李敏, 陈博, 阮金凤, 鲍志东, 臧东升, 郑金海, 肖杭州, 史经民. 松辽盆地新民油田下白垩统泉四段浅水三角洲骨架单砂体空间发育特征[J]. 海洋地质与第四纪地质, 2019, 39(4): 46-55. DOI: 10.16562/j.cnki.0256-1492.2019010601
引用本文: 李敏, 陈博, 阮金凤, 鲍志东, 臧东升, 郑金海, 肖杭州, 史经民. 松辽盆地新民油田下白垩统泉四段浅水三角洲骨架单砂体空间发育特征[J]. 海洋地质与第四纪地质, 2019, 39(4): 46-55. DOI: 10.16562/j.cnki.0256-1492.2019010601
Min LI, Bo CHEN, Jinfeng RUAN, Zhidong BAO, Dongsheng ZANG, Jinhai ZHENG, Hangzhou XIAO, Jingmin SHI. Spatial distribution patterns of single framework sand bodies of a shallow-water delta in the Cretaceous Quantou Formation of Xinmin Oilfield, Songliao Basin[J]. Marine Geology & Quaternary Geology, 2019, 39(4): 46-55. DOI: 10.16562/j.cnki.0256-1492.2019010601
Citation: Min LI, Bo CHEN, Jinfeng RUAN, Zhidong BAO, Dongsheng ZANG, Jinhai ZHENG, Hangzhou XIAO, Jingmin SHI. Spatial distribution patterns of single framework sand bodies of a shallow-water delta in the Cretaceous Quantou Formation of Xinmin Oilfield, Songliao Basin[J]. Marine Geology & Quaternary Geology, 2019, 39(4): 46-55. DOI: 10.16562/j.cnki.0256-1492.2019010601

松辽盆地新民油田下白垩统泉四段浅水三角洲骨架单砂体空间发育特征

基金项目: 

国家重点研发计划“超深层有效储层形成机制、表征技术与分布预测” 2017YFC0603104

详细信息
    作者简介:

    李敏(1994—),女,硕士研究生,沉积学及古地理学方向,E-mail:liminupcqd@163.com

    通讯作者:

    鲍志东: 李敏(1994—),女,硕士研究生,沉积学及古地理学方向,E-mail:liminupcqd@163.com

  • 中图分类号: TE122

Spatial distribution patterns of single framework sand bodies of a shallow-water delta in the Cretaceous Quantou Formation of Xinmin Oilfield, Songliao Basin

  • 摘要: 以高分辨率层序地层学和储层构型理论为指导,利用岩芯、测井曲线和生产动态等资料,在沉积相分析的基础上,对松辽盆地新民油田白垩系泉四段浅水三角洲骨架单砂体空间发育特征进行系统研究并建立相关模式。

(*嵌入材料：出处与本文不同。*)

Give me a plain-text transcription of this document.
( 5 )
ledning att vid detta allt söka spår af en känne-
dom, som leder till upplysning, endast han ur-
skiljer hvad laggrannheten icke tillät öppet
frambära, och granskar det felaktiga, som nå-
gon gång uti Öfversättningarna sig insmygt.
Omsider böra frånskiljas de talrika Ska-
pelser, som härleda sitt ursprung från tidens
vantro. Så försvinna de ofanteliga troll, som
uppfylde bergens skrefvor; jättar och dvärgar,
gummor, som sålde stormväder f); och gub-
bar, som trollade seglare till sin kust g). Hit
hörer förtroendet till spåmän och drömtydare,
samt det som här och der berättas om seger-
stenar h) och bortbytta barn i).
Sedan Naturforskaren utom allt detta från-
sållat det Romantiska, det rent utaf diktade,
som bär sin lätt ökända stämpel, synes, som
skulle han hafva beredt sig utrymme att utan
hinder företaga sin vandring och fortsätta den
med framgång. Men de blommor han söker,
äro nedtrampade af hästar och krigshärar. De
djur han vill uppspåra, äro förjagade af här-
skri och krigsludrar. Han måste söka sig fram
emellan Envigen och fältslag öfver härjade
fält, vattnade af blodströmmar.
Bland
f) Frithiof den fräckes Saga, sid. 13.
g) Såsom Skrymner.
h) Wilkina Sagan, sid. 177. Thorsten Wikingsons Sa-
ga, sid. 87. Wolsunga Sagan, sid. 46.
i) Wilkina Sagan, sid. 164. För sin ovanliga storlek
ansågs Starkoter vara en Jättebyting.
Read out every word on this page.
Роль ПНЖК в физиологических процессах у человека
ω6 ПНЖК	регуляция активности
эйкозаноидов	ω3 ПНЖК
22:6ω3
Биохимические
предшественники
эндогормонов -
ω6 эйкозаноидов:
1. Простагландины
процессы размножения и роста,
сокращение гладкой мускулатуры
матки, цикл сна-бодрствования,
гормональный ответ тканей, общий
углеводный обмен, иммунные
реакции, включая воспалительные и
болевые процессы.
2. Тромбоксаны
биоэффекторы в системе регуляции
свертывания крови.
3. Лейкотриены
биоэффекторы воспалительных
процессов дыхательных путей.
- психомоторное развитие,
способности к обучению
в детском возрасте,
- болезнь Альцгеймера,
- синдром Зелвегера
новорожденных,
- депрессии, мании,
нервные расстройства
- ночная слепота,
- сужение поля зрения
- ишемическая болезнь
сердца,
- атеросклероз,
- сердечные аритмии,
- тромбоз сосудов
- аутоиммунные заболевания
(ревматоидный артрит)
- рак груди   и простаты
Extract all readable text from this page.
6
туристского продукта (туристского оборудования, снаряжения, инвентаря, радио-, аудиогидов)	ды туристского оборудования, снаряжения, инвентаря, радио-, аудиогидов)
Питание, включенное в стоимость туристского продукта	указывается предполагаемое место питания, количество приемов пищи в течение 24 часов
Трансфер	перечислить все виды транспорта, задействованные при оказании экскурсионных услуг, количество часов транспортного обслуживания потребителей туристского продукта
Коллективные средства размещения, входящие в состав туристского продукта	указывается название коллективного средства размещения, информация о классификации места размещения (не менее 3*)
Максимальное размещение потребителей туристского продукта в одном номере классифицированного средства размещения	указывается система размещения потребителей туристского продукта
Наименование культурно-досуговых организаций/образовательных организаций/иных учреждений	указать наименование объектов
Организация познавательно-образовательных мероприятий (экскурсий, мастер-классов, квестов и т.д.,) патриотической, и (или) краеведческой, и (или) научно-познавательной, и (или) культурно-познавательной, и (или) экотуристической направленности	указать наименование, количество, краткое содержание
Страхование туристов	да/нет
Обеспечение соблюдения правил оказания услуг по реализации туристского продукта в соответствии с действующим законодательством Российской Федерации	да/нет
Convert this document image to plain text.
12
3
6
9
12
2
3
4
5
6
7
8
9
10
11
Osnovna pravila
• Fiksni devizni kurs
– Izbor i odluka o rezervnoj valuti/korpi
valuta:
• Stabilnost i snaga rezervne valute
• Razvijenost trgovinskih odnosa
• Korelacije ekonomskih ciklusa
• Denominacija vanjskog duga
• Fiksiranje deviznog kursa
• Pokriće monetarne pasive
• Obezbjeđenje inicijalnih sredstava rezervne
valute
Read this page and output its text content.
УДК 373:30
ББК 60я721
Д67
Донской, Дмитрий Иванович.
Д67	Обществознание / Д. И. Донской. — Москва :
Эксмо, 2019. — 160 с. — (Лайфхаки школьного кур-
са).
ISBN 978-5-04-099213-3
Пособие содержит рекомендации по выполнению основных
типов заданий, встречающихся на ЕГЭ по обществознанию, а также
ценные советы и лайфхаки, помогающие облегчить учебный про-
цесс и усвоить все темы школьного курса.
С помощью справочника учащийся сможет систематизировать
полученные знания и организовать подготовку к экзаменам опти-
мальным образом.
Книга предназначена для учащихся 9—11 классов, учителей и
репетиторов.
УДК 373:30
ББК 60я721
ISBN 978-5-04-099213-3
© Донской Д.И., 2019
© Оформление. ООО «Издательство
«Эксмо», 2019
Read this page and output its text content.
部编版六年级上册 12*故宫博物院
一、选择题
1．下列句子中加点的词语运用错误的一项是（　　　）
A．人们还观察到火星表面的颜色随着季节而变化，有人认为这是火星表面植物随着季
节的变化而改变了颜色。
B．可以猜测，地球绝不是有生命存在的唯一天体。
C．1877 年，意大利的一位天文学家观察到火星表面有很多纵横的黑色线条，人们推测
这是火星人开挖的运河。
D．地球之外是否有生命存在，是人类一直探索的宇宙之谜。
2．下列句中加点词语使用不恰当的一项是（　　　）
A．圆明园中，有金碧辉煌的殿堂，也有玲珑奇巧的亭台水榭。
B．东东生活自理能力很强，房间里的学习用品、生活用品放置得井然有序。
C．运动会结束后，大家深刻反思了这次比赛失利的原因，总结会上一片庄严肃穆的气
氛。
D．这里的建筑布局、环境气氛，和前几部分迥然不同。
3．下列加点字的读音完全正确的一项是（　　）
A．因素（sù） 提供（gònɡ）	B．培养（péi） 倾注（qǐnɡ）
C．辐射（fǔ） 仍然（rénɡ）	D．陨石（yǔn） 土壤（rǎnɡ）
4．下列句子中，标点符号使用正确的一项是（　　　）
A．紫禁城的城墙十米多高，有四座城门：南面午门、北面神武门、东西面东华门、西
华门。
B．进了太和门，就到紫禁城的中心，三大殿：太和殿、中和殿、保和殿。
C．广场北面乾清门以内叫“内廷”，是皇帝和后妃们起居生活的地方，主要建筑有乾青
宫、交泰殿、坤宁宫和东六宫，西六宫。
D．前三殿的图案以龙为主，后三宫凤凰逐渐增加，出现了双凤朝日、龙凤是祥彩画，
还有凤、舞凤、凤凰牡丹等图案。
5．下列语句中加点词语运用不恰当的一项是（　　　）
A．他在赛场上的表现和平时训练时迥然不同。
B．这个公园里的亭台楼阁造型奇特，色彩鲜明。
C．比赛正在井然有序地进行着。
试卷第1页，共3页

研究表明,研究区泉四段主要发育浅水三角洲平原亚相和前缘亚相,分别以分支河道和水下分支河道为骨架砂体。泉四段整体处于湖平面上升的沉积背景,浅水三角洲不断向陆退积,骨架单砂体的空间发育特征表现出一定的规律性。可容空间与沉积物供应量的比值(A/S)是控制骨架单砂体空间发育特征的主要因素。A/S< <1时, 发育浅水三角洲平原沉积环境,分支河道单砂体垂向叠置样式主要为侧向切叠式和垂向切叠式,平面呈连片状展布;单砂体发育规模大,平均宽度为396~463m,平均厚度为5.2~5.8m。A/S≤1时,发育浅水三角洲平原沉积环境,分支河道单砂体垂向叠置样式主要为侧向叠加式和垂向叠加式,平面呈网状展布;单砂体发育规模较大,平均宽度为308~412m,平均厚度为4.2~5.2m。A/S>>1时,发育浅水三角洲前缘沉积环境,水下分支河道单砂体垂向叠置样式主要为孤立式,平面呈枝状展布;单砂体发育规模较小,平均宽度为165~325m,平均厚度为2.4~4.0m。
    Abstract: Guided by the principles of high-resolution sequence stratigraphy and reservoir architecture, the spatial distribution pattern of single framework sand bodies of the 4th Member of the Cretaceous Quantou Formation(K1q4) in the Min 36 block of Xinmin Oilfield of the Songliao Basin is studied. Some models have been established on the basis of depositional features acquired from cores, logging and production performance data. Shallow-water deltaic plain and front are well developed in the K1 q4 of the study area and their framework sand bodies are mainly the deposits of distributary channels and subaqueous distributary channels respectively. Research results suggest that during the deposition of K1q4, the lake level was rising. As the results, the shallow-water delta gradually retrograded toward the land. The A/S value is the main factor controlling the spatial distribution pattern of single sand bodies. When A/S value is far less than 1, there developed shallow water deltaic plain and the vertical stacking of single sand bodies are dominated by lateral and vertical tangency, and in view of plane distribution, sandbodies are contiguous. Individual sand bodies may reach 396 to 463 meters in length and 5.2 to 5.8 meters in width on average. However, when A/S value is less than or equal to 1, the vertical stacking patterns of single sand bodies are dominated by lateral and vertical superposition. In a plane view, sandbodies are distributed in a reticular pattern. Single sand bodies are 308 to 412 meters long and 4.2 to 5.2 meters wide on average. When A/S value is far more than 1, the sand bodies are dominated by a vertical stacking pattern by separated sandbodies, in the plane view, sandbodies are distributed in a dendritic pattern consisting of sand bodies 165 to 325 meters long and 2.4 to 4.0 meters wide on average.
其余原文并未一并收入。